A third lesson for StoryBuilders today:

  Different StoryBuilders will have different styles. Take advantage
  of this.

I should take a moment here to say that we hadn't forgotten our
original conception of a demo to package with our developer
interface. We came up with a new one, called SkootOnInn. It was a
small Medieval inn, only a dozen or so rooms large. Much more
manageable. We ran alpha tests on it beginning in July 2000.

Those last months before September 21, 2000 were a blur, again. We
attended our first major convention, GenCon, in August 2000 and came
back with approximately 700 names in hand: players who wanted to beta
test Castle Marrach. We launched a new, third-generation web site too,
all in the month before our first release.

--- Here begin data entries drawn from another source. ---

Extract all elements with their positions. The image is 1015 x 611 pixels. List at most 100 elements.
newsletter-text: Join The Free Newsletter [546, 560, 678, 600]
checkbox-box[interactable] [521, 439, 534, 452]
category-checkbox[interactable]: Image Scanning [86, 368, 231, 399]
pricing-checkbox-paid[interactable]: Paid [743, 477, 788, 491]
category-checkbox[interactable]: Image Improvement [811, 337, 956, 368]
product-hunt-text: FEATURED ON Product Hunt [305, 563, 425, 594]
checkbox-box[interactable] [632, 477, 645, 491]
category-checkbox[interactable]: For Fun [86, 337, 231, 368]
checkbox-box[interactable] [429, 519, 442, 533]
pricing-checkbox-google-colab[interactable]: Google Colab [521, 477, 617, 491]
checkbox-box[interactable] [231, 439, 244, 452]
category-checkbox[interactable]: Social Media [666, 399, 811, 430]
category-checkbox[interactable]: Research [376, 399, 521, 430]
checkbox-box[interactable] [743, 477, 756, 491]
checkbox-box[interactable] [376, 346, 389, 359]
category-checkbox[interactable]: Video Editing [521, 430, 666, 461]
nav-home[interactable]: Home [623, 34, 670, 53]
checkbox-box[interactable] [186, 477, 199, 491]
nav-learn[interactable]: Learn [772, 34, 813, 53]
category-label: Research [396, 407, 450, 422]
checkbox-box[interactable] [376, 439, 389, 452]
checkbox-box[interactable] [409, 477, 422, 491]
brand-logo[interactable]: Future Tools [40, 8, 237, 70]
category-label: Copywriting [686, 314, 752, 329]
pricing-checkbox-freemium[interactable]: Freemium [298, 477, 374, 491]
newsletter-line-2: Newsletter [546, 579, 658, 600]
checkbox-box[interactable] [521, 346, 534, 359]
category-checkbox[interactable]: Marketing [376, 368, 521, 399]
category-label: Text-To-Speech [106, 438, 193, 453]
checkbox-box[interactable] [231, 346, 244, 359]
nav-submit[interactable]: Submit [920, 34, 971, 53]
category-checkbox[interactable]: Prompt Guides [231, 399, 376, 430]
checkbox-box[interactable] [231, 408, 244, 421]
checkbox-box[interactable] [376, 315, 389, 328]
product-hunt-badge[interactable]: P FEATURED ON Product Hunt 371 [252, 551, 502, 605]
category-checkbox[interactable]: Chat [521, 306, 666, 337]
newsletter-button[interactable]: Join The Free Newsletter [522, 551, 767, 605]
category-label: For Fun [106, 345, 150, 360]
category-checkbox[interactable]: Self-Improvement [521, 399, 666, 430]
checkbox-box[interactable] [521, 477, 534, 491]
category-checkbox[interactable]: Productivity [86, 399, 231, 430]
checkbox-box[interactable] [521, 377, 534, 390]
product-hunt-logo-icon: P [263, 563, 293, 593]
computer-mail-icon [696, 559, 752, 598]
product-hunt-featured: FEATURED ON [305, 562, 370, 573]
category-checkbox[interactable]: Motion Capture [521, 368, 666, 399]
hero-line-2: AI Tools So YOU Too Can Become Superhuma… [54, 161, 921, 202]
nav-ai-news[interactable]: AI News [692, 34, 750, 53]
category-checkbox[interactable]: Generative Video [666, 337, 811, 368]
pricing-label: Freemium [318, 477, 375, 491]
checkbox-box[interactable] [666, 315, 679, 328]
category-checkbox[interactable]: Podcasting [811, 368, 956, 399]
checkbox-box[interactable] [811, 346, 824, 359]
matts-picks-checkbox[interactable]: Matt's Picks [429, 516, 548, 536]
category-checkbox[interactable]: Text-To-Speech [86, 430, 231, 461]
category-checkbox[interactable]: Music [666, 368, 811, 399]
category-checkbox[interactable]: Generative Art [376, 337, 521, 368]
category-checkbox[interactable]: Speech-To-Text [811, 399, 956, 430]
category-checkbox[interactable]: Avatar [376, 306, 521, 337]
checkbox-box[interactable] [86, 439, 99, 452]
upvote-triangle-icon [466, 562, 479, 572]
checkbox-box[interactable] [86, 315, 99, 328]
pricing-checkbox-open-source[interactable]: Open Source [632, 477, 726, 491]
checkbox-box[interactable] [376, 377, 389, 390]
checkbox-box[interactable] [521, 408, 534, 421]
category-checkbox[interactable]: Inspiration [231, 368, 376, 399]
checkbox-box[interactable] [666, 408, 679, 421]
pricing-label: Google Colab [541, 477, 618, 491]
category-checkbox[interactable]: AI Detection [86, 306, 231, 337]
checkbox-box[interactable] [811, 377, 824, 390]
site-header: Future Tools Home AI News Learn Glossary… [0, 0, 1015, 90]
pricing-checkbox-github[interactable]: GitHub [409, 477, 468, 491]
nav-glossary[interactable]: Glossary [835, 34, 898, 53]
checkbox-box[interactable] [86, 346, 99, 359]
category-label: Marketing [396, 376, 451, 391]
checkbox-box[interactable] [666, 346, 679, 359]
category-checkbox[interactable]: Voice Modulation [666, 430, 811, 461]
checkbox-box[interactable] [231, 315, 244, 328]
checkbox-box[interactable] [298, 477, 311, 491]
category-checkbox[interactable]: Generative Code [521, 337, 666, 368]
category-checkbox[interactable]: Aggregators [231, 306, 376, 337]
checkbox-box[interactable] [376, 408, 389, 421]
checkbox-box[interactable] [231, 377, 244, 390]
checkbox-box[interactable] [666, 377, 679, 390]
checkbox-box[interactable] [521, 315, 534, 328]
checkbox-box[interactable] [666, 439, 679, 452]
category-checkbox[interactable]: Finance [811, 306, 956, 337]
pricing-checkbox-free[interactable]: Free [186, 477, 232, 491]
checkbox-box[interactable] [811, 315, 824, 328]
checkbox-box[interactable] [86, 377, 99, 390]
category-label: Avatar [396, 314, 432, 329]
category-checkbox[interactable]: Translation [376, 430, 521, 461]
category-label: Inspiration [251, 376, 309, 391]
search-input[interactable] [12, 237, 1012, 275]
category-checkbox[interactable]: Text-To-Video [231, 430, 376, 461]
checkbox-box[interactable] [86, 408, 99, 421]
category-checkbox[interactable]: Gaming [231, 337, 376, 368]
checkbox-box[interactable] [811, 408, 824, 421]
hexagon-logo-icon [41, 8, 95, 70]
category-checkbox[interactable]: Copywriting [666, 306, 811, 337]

A major convention, a major web revision, and a major release, all in
just over a month. In the last column, I said we were crazy. Let me
reiterate that.

We did it though. I talked about the release back in my first
column. It was the end of several months of exhausting work. It was
the beginning of several months of exhausting work.

Looking back at that first column
<http://www.skotos.net/articles/TTnT_Sept21.html>, I realize we'd come
full circle. On January 6, 1999 seven of us had sat in a hotel room in
San Francisco, the westward facing window looking out at The City and
the Pacific Ocean beyond, and we'd dreamed. On September 21, 2000 a
dozen of us or so stood on a patio in Berkeley, facing west, looking
out at The Bay and the Pacific Ocean beyond, and we saw a dream made

A nice symmetry.

The Castle of Romance, the Castle Hightower, the Castle Forgotten, the
Castle Remembered, the Castle Marrach had launched.

The Castle Future

Today, the future is still unknown to us. Next year we'll start
collecting credit card numbers, and we hope we'll discover that people
enjoy our games and trust in our future enough to pay a monthly
fee. In the meantime, we can only look at what we've accomplished,
what we've created thus far: a fun game, a terrific community, an
exciting vision.

Over 2000 players have at least tried out our game. We're still seeing
how many are willing to stick around and enjoy the game. We're still
waiting to see what Castles the future may bring.